Atlas Tools
Some important static methods used throughout the Django project.
- neuroglancer.atlas.align_atlas(animal, annotator_id, source, reverse=False, reference_scales=None)
This prepares the data for the align_point_sets method. Make sure we have at least 3 points
- Parameters
animal – the animal we are aligning to
input_type_id – the int defining what type of input. Taken from the input_type table with column=id
owner_id – the int defining the person. Taken from the auth_user table column=id
- Returns
a 3x3 matrix and a 1x3 matrix
- neuroglancer.atlas.brain_to_atlas_transform(brain_coord, r, t)
Taken from abakit Takes an x,y,z brain coordinates, and a rotation matrix and translation vector.
- Parameters
atlas_coord – tuple of x,y,z coordinates of the atlas in micrometers
r – float of the rotation matrix
t – vector of the translation matrix
- Returns
the point in atlas coordinates in micrometers.
- neuroglancer.atlas.get_annotation_dict(prep_id, annotator_id, source)

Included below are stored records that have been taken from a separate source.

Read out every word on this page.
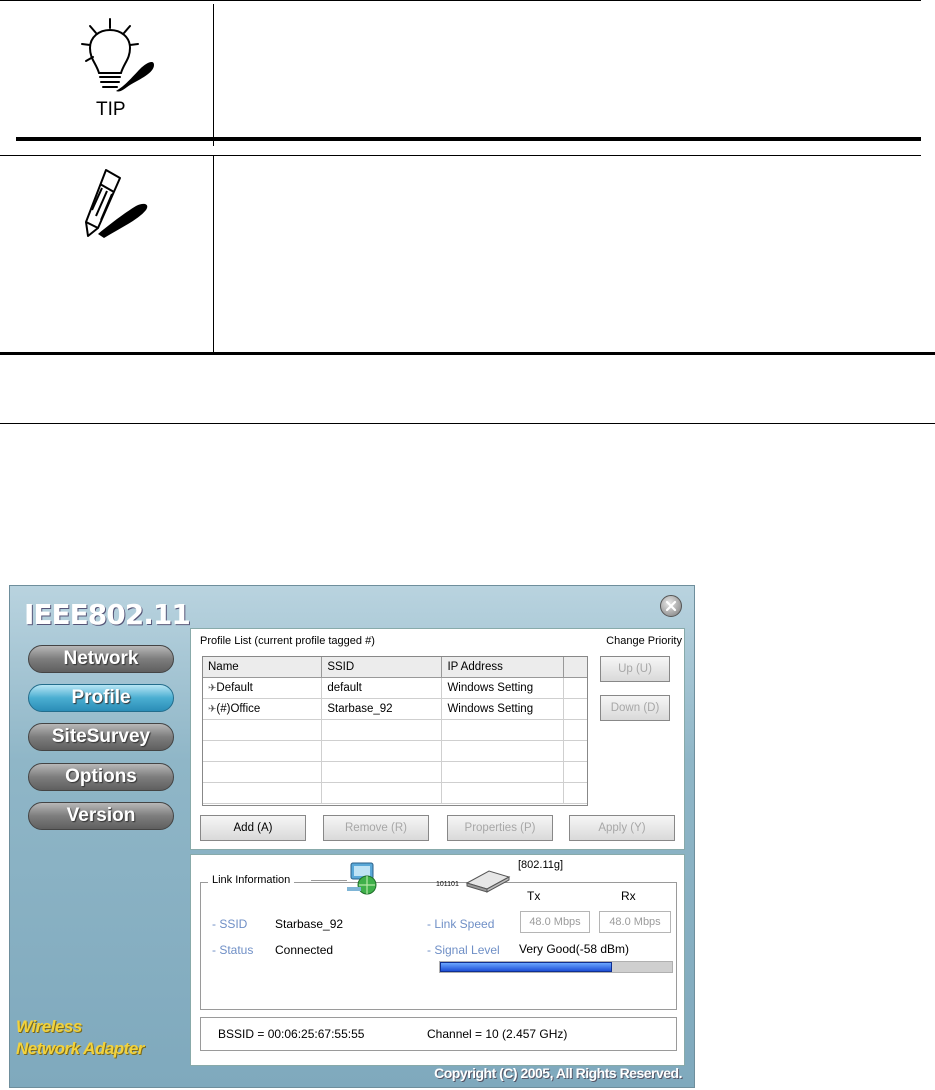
TIP
IEEE802.11
Network
Profile
SiteSurvey
Options
Version
Wireless
Network Adapter
Profile List (current profile tagged #)	Change Priority
Name	SSID	IP Address	
✈Default	default	Windows Setting	
✈(#)Office	Starbase_92	Windows Setting	

Up (U)
Down (D)
Add (A)	Remove (R)	Properties (P)	Apply (Y)
Link Information	101101
[802.11g]
Tx	Rx
- SSID Starbase_92
- Status Connected
- Link Speed	48.0 Mbps	48.0 Mbps
- Signal Level Very Good(-58 dBm)
BSSID = 00:06:25:67:55:55	Channel = 10 (2.457 GHz)
Copyright (C) 2005, All Rights Reserved.
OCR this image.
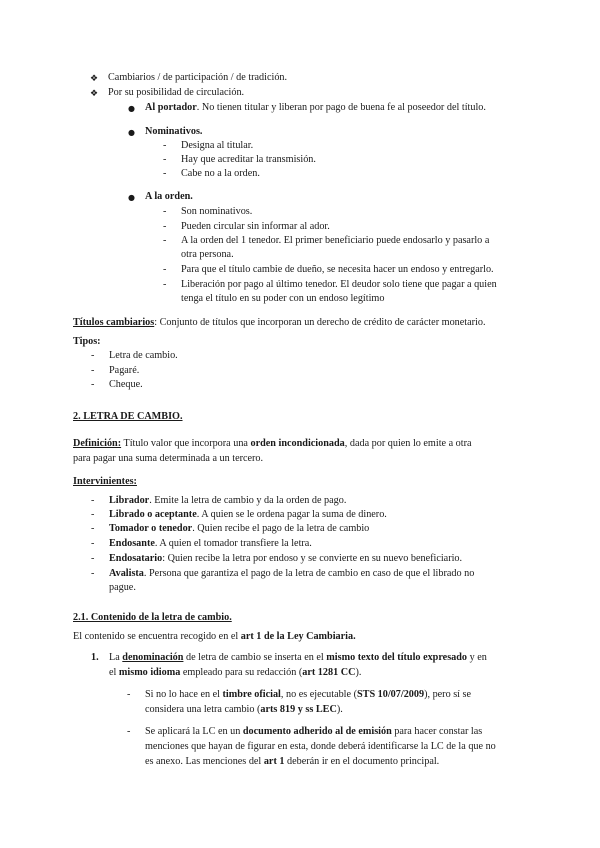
❖ Cambiarios / de participación / de tradición.
❖ Por su posibilidad de circulación.
● Al portador. No tienen titular y liberan por pago de buena fe al poseedor del título.
● Nominativos.
- Designa al titular.
- Hay que acreditar la transmisión.
- Cabe no a la orden.
● A la orden.
- Son nominativos.
- Pueden circular sin informar al ador.
- A la orden del 1 tenedor. El primer beneficiario puede endosarlo y pasarlo a
otra persona.
- Para que el título cambie de dueño, se necesita hacer un endoso y entregarlo.
- Liberación por pago al último tenedor. El deudor solo tiene que pagar a quien
tenga el título en su poder con un endoso legítimo
Títulos cambiarios: Conjunto de títulos que incorporan un derecho de crédito de carácter monetario.
Tipos:
- Letra de cambio.
- Pagaré.
- Cheque.
2. LETRA DE CAMBIO.
Definición: Título valor que incorpora una orden incondicionada, dada por quien lo emite a otra
para pagar una suma determinada a un tercero.
Intervinientes:
- Librador. Emite la letra de cambio y da la orden de pago.
- Librado o aceptante. A quien se le ordena pagar la suma de dinero.
- Tomador o tenedor. Quien recibe el pago de la letra de cambio
- Endosante. A quien el tomador transfiere la letra.
- Endosatario: Quien recibe la letra por endoso y se convierte en su nuevo beneficiario.
- Avalista. Persona que garantiza el pago de la letra de cambio en caso de que el librado no
pague.
2.1. Contenido de la letra de cambio.
El contenido se encuentra recogido en el art 1 de la Ley Cambiaria.
1. La denominación de letra de cambio se inserta en el mismo texto del título expresado y en
el mismo idioma empleado para su redacción (art 1281 CC).
- Si no lo hace en el timbre oficial, no es ejecutable (STS 10/07/2009), pero sí se
considera una letra cambio (arts 819 y ss LEC).
- Se aplicará la LC en un documento adherido al de emisión para hacer constar las
menciones que hayan de figurar en esta, donde deberá identificarse la LC de la que no
es anexo. Las menciones del art 1 deberán ir en el documento principal.
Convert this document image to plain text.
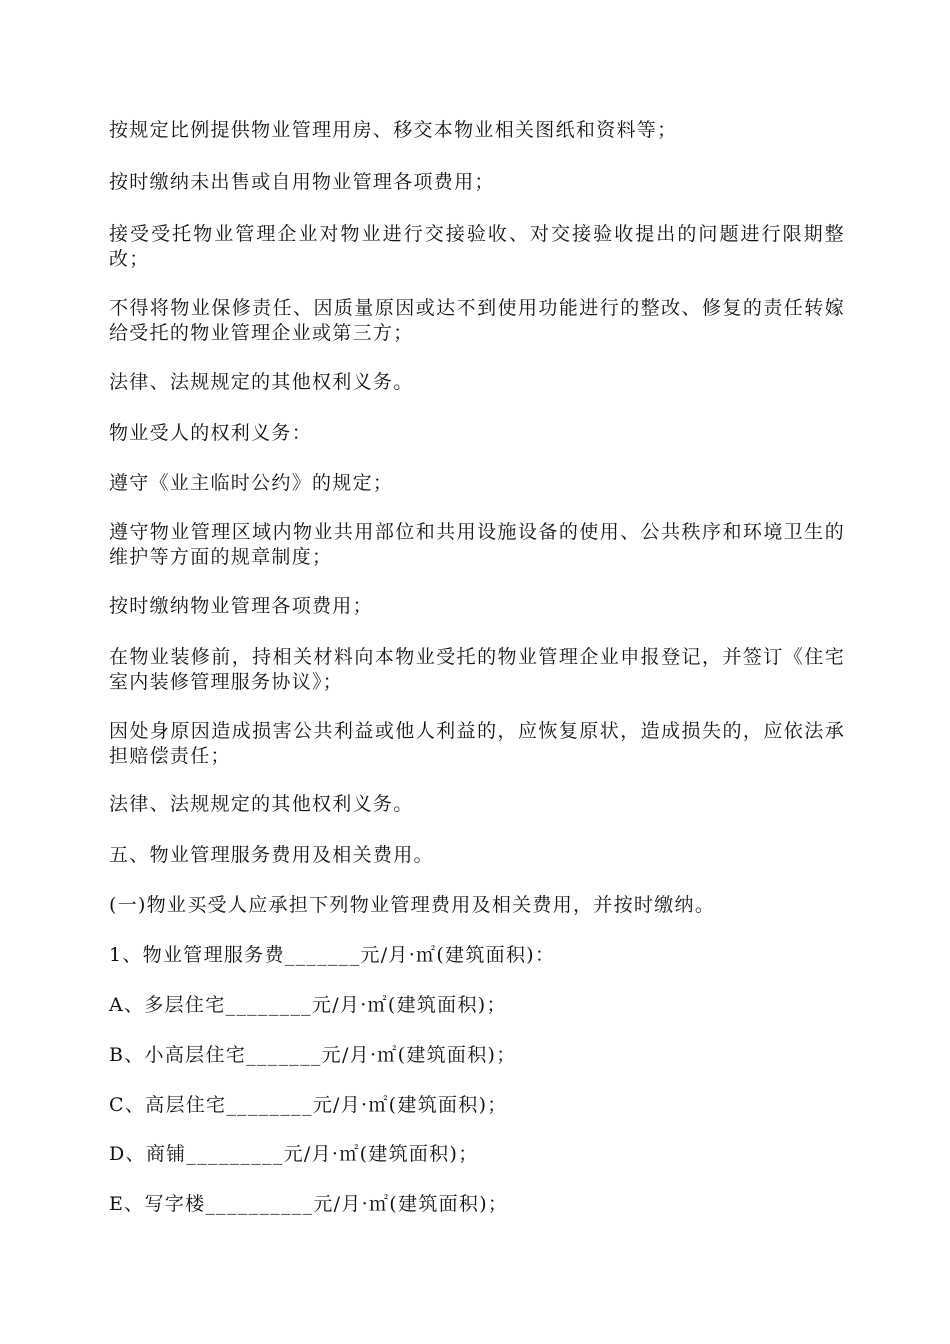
按规定比例提供物业管理用房、移交本物业相关图纸和资料等；

按时缴纳未出售或自用物业管理各项费用；

接受受托物业管理企业对物业进行交接验收、对交接验收提出的问题进行限期整改；

不得将物业保修责任、因质量原因或达不到使用功能进行的整改、修复的责任转嫁给受托的物业管理企业或第三方；

法律、法规规定的其他权利义务。

物业受人的权利义务：

遵守《业主临时公约》的规定；

遵守物业管理区域内物业共用部位和共用设施设备的使用、公共秩序和环境卫生的维护等方面的规章制度；

按时缴纳物业管理各项费用；

在物业装修前，持相关材料向本物业受托的物业管理企业申报登记，并签订《住宅室内装修管理服务协议》；

因处身原因造成损害公共利益或他人利益的，应恢复原状，造成损失的，应依法承担赔偿责任；

法律、法规规定的其他权利义务。

五、物业管理服务费用及相关费用。

(一)物业买受人应承担下列物业管理费用及相关费用，并按时缴纳。

1、物业管理服务费_______元/月·㎡(建筑面积)：

A、多层住宅________元/月·㎡(建筑面积)；

B、小高层住宅_______元/月·㎡(建筑面积)；

C、高层住宅________元/月·㎡(建筑面积)；

D、商铺_________元/月·㎡(建筑面积)；

E、写字楼__________元/月·㎡(建筑面积)；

This method replaces get_centers_dict and get_layer_data_row.
- Parameters
prep_id – string name of animal
label – formerly layer, the string name of the layer
- neuroglancer.atlas.get_scales(prep_id)
A generic method to safely query and return resolutions. Note, since prep_id is a varchar, you can’t use objects.get, you must use objects.filter
- Parameters
prep_id – varchar of the primary key of the animal
- neuroglancer.atlas.umeyama(src, dst, with_scaling=True)
The Umeyama algorithm to register landmarks with rigid transform.
See the paper ‘Least-squares estimation of transformation parameters between two point patterns’.
- Parameters
src – List of data points.
dst – List of data points.
with_scaling – A boolean determining if we should scale or not.